El anuncio del gobernador Miguel Barbosa Huerta sobre la limpia que emprendió en el transporte público en Puebla debe entenderse más allá de la simple palabra modernización, la cual queda muy chica ante lo que se pretende conseguir.
Para tener claridad debemos partir de la apuesta del mandatario por construir un nuevo régimen en la entidad, el cual goza de cabal salud y ha tenido sus expresiones más evidentes en la reestructuración del círculo rojo, la clase política, la iniciativa privada, la seguridad pública, el ejercicio de gobierno, el cobro de cuentas con el pasado, el tipo de administración, entre otros.
Desde el inicio del actual gobierno se apostó por un cambio radical en el complejo sector transportista. Miguel Barbosa asumió el costo de incrementar la tarifa bajo la condición de que se impulsara una transformación en beneficio de la ciudadanía. El problema es que se atravesó un bribón secretario de Movilidad y Transporte que echó todo por la borda, se dedicó a hacer negocios y hoy está siendo investigado para que pague por sus pecados.
La ineptitud de Guillermo Aréchiga Santamaría, aparejado a la pandemia que congeló muchas actividades públicas, generó un costoso retraso para la implementación de la política pensada para mejorar las condiciones de todo el sector. El objetivo era crear, por primera vez, un sistema de transporte público, pues lo que existe actualmente es un Frankestein de política pública que ni ayuda, ni se hunde y menos se destraba.
Sin pretender descubrir el hilo negro, el actual gobierno del estado decidió ir al fondo del problema: la corrupción. Sin esta no puede entenderse la existencia unidades pirata, concesiones irregulares, derroteros establecidos por capricho de unos cuantos o por la supuesta ineptitud de las autoridades, así como tampoco la resistencia para que se cambie el paradigma de la política pública para el sector.
Como lo comenté en otra entrega, el transporte público es el vivo reflejo de nuestra falla como sociedad en la atención de la pobreza, la desigualdad, la ausencia de una modernidad incluyente y la definición del tipo de ciudad y estado que queremos.
Atacar de tajo la corrupción permitirá entender hasta dónde llegan los lazos de complicidad y cortarlos. Se dice fácil, pero no es así. Se necesita mucha valentía, los pantalones bien fajados, oficio político, conocimiento de la ley y una autoridad que no le tiemble la mano para aplicarla.

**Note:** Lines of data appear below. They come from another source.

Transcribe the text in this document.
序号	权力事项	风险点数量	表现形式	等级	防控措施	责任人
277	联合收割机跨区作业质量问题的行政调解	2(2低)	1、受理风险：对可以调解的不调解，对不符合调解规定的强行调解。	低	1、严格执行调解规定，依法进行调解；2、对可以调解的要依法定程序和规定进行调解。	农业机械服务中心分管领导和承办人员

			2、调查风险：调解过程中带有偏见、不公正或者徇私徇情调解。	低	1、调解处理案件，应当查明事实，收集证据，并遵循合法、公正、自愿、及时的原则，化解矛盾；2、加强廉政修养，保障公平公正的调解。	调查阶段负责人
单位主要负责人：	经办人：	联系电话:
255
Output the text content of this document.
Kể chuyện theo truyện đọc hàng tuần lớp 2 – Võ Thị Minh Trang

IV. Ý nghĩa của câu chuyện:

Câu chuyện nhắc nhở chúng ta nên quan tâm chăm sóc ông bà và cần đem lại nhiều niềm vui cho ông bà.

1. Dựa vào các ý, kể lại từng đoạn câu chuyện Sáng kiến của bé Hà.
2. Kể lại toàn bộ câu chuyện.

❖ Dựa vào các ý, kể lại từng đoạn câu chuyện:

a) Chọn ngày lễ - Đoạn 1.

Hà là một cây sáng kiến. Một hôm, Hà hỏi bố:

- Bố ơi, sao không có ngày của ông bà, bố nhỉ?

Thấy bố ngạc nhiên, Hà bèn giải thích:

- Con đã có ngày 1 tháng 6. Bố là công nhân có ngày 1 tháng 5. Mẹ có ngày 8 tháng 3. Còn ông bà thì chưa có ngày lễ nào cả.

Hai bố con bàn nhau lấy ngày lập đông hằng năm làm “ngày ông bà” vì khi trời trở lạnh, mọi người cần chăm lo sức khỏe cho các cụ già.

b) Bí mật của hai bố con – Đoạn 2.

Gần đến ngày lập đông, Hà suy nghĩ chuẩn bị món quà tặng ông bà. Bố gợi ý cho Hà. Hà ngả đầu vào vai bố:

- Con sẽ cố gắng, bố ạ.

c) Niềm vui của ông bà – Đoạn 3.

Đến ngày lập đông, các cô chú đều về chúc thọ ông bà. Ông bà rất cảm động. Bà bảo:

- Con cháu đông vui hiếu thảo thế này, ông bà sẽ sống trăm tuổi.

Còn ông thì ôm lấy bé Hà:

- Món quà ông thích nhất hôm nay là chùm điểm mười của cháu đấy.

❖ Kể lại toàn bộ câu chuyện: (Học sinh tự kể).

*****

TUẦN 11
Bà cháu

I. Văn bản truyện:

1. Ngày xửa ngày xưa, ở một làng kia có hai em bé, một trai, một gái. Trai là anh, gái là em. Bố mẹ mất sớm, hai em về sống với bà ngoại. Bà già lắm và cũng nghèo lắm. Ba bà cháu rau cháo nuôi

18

Otro de los factores que pretenden constreñir la acción de gobierno serán los resultados que arrojen los estudios de movilidad que mandará a hacer el gobierno del estado. Este mapa estatal definirá el cómo, dónde y por qué de los cambios en el transporte de las regiones. No es dar concesiones a diestra y siniestra; eliminar las que ya existen para premiar o castigar a un grupo, sino entender la demanda real de cada región y, entonces, sí impulsar un desarrollo armónico.
El sur de la ciudad de Puebla es un claro ejemplo. Nadie a ciencia cierta puede decir si son necesarias las rutas que allí circulan, algunas catalogadas como auténticas mafias; qué se requiere para mejorar las condiciones y cuál es riesgo al que se enfrenta la autoridad y los ciudadanos. La telaraña de unidades que circulan por esa zona son un vivo ejemplo del caótico desarrollo urbano de la ciudad, la corrupción imperante y el nivel que tenemos como sociedad, nos guste o no.
Es por eso que la apuesta de Miguel Barbosa no está centrada en una modernización del transporte. Se trata de establecer un nuevo régimen en el sector transportista que derive en un sistema funcional, armónico, eficaz, equitativo y que impulse el desarrollo.
Es ahora o nunca.
El tipo de modelo de transporte que tiene una ciudad habla mucho de sus habitantes, pero aun más de sus autoridades.